I even hope to be back to work at the House by the Beira that promoted my madness. My work permit lay crumpled for years as I sat at home applying all sorts of oils and balms, a miserable pastime.

And steering all that from the top stood a charming professional, Bandu (related) Lotus Prince. he prince was unaware that in some mystic way he acted as the healer of almost an incurable malady.

And these words from Edwin Ariyadasa, the veteran and evergreen writer-cum-philosopher ring in my ears, like the very Amurtha or heavenly nectar, “Padma, this book-socialising is the best therapy”.

Similar words of wisdom about a suitable therapy gushed from famed writers such as Gunadasa Amarasekera, Leel Gunasekera and Daya Dissanayake, matured twins and my dear friend of half a century, Hema Goonetileka.

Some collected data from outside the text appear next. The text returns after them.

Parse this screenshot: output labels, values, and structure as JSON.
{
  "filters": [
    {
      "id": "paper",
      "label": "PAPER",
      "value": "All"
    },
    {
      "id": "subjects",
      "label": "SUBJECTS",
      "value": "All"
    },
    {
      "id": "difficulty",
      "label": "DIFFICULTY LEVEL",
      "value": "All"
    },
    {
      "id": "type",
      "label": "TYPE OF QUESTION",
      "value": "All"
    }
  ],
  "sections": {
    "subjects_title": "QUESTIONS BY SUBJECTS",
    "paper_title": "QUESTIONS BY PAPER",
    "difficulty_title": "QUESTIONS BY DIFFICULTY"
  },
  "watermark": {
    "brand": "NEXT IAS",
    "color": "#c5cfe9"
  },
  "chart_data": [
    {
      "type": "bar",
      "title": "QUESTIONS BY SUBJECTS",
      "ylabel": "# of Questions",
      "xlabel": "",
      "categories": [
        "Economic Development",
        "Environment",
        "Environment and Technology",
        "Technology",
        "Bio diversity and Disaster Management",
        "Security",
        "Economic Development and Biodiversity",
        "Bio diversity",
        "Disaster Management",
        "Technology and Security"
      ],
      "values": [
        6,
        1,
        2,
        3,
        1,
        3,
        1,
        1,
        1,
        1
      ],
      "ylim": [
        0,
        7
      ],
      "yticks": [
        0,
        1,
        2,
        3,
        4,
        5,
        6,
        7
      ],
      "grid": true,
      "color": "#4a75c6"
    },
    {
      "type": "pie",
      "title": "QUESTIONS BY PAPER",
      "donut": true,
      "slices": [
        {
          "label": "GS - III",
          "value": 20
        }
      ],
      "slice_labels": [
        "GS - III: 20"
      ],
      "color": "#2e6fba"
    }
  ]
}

What is this therapy? Your guess is as good as mine, for it proved the best and that is so far. Touch wood. Was the book forgotten? No. Never, they all had the mental brilliance to knit all that matter into the book that was launched. Wisdom does not come in compartments but as a gestalt or totality.

Now no evil eye, nor evil mouth! And that's straight from the mouths of the village folk.

However much I write in an alien language I cannot forget that I am from the village where the oxen trail the Jah-Mah cries of the farmers who fill our bellies with the green gold seeds. And the bramble in scraping me. And now I am prepared to die while working, obeying the advice given by a true son of the soil.

And this from the man who lisped these words of wisdom, “I wept that I had no shoes till I met a person without feet”. Well, only my knees had gone awry (that too now cured due to mysterious causes) everything else is in perfect order including my mind that produces such ridiculous matter that many opt to tolerate.